In 2011, Rhodes was inducted into the Kentucky chapter of National Football League Players Association Hall of Fame along with Lou Michaels, Dale Lindsey, Rod Hill and Phil Simms.

He finished his 2012 season with 58 tackles, nine assists, four interceptions and two forced fumbles, and was named the fourth best safety in the league by Pro Football Focus.

Rhodes was released by the Cardinals on March 13, 2013. Rhodes was due to receive $5.5 million for the 2013 season and rejected an offer to restructure the contract at one year and $3 million.

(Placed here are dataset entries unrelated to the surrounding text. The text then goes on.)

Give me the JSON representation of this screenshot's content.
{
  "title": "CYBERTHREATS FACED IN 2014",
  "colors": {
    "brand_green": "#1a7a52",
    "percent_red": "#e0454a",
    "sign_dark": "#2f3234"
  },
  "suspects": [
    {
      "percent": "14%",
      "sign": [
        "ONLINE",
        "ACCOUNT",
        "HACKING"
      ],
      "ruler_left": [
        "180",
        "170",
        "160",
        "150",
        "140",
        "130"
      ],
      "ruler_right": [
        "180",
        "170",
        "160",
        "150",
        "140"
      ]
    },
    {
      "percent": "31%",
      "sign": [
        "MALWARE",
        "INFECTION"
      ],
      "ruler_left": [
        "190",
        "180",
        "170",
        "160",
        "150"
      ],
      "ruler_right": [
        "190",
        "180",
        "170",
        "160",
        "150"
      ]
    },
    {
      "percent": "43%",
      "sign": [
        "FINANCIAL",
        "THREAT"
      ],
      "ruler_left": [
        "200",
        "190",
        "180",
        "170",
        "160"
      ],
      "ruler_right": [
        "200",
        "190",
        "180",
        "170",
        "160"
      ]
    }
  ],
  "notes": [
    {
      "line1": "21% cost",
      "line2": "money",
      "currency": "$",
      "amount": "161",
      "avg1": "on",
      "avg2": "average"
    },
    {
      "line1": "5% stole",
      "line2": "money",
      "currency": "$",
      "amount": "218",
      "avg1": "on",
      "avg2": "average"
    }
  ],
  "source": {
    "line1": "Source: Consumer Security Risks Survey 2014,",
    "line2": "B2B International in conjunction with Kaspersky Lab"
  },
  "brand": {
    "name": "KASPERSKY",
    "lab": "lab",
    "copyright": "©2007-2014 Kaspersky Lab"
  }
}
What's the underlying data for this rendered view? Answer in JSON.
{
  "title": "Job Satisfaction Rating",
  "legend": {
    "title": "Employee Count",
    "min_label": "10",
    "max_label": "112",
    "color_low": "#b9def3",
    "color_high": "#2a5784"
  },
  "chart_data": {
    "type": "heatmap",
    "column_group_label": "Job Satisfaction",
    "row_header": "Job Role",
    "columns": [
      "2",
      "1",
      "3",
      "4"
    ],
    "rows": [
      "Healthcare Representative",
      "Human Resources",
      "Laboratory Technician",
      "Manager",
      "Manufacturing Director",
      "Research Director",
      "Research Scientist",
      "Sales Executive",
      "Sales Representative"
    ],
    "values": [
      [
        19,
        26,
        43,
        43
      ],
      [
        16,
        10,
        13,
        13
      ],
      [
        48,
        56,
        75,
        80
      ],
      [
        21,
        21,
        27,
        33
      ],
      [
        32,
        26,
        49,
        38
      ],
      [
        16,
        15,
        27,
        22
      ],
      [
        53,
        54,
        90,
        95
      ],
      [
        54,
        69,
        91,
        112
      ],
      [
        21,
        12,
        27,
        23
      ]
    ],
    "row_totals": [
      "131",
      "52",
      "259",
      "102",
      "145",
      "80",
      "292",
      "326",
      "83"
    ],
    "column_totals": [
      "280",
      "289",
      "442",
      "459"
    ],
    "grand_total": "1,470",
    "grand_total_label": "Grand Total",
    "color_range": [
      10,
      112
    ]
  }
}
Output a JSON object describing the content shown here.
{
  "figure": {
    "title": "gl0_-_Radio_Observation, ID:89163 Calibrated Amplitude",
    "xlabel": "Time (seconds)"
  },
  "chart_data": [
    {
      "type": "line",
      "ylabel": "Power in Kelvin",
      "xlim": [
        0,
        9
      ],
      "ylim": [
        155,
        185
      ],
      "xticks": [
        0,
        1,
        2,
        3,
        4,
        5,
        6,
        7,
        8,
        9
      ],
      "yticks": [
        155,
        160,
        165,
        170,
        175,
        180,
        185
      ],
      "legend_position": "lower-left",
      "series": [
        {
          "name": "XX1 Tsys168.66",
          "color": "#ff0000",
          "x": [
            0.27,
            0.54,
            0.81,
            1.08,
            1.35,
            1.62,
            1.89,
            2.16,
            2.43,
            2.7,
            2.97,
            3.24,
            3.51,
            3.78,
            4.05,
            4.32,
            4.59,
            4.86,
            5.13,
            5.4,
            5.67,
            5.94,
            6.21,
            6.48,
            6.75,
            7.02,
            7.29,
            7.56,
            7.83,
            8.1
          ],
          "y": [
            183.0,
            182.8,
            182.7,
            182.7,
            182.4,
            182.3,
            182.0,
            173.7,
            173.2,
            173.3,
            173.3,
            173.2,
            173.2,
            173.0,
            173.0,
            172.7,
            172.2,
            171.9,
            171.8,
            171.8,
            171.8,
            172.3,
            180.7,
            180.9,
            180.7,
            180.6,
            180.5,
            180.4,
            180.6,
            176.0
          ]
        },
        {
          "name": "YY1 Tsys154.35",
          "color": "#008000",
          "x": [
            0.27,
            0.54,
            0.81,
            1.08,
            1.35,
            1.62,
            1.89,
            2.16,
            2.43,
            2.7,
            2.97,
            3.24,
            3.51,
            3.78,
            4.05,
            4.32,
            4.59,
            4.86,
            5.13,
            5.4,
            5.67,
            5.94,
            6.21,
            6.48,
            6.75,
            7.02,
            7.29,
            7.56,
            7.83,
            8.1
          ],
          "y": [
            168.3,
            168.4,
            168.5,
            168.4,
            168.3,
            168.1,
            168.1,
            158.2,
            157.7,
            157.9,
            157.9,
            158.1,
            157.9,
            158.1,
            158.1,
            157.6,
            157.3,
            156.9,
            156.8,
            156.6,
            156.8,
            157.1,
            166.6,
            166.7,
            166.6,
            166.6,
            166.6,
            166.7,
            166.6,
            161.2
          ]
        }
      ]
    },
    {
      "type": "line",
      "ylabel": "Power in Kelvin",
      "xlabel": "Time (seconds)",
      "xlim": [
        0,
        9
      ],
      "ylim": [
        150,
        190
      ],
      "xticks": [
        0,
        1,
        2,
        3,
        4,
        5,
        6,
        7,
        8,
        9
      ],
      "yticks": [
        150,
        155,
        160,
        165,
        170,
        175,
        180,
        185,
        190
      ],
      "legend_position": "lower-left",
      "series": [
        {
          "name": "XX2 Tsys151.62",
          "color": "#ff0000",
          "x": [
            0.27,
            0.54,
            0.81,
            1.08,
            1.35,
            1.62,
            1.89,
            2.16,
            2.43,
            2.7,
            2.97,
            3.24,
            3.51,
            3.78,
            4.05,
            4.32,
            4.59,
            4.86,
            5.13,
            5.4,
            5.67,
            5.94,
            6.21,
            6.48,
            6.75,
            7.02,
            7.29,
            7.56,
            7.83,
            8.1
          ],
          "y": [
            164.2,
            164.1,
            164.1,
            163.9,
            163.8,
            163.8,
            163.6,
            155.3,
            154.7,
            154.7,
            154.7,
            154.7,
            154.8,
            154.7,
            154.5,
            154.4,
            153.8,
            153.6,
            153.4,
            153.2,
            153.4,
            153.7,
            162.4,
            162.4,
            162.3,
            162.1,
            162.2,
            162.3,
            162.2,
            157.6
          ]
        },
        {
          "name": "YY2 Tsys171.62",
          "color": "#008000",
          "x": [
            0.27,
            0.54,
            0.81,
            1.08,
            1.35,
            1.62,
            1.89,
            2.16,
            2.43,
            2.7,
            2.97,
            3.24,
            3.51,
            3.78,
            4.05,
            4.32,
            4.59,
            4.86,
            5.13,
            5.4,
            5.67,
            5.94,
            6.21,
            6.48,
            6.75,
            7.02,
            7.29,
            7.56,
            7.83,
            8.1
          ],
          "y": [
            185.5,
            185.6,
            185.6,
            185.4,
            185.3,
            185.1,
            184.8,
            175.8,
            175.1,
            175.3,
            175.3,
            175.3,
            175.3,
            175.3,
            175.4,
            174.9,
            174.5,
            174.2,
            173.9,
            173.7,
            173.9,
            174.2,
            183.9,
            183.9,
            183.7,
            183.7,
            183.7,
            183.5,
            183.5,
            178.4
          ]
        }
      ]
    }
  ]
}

In a February 2014 interview with ESPN, Rhodes denied that he was blacklisted by NFL teams. He said his absence from the league was "a product of me wanting to do other things and not finding the right opportunity," referring to his interests in acting and producing, and the amount of money offered.

==NFL career statistics==

Legend
|  | Led the league |
| Bold | Career high |

===Regular season===

Year: Team; Games; Tackles; Interceptions; Fumbles
GP: GS; Cmb; Solo; Ast; Sck; TFL; Int; Yds; TD; Lng; PD; FF; FR; Yds; TD
2005: NYJ; 16; 16; 106; 86; 20; 1.0; 1; 1; 0; 0; 0; 7; 1; 0; 0; 0
2006: NYJ; 16; 16; 99; 75; 24; 5.0; 4; 4; 46; 0; 25; 13; 3; 1; 4; 0
2007: NYJ; 16; 16; 68; 52; 16; 2.0; 7; 5; 76; 0; 36; 10; 2; 1; 11; 1
2008: NYJ; 16; 16; 84; 60; 24; 1.0; 9; 2; 50; 0; 50; 5; 0; 2; 29; 0
2009: NYJ; 16; 14; 63; 55; 8; 0.0; 2; 3; 17; 0; 11; 13; 0; 1; 44; 0
2010: ARI; 16; 16; 90; 78; 12; 1.0; 3; 4; 174; 0; 66; 12; 0; 4; 69; 2
2011: ARI; 7; 7; 34; 26; 8; 2.0; 3; 0; 0; 0; 0; 4; 0; 2; 1; 0
2012: ARI; 15; 15; 67; 58; 9; 1.0; 0; 4; 39; 0; 30; 11; 2; 0; 0; 0
Career: 118; 116; 611; 490; 121; 13.0; 29; 23; 402; 0; 66; 75; 8; 11; 158; 3

===Playoffs===

Year: Team; Games; Tackles; Interceptions; Fumbles
GP: GS; Cmb; Solo; Ast; Sck; TFL; Int; Yds; TD; Lng; PD; FF; FR; Yds; TD
2006: NYJ; 1; 1; 6; 5; 1; 0.0; 1; 0; 0; 0; 0; 1; 0; 0; 0; 0
2009: NYJ; 3; 3; 13; 9; 4; 1.0; 0; 0; 0; 0; 0; 2; 1; 1; 0; 0
Career: 4; 4; 19; 14; 5; 1.0; 1; 0; 0; 0; 0; 3; 1; 1; 0; 0

==Personal life==
In 2016, it was announced that Rhodes was engaged to Australian actress Nicky Whelan. Rhodes and Whelan were married in Los Angeles on April 15, 2017. In October 2017, several news sources reported the couple were divorcing.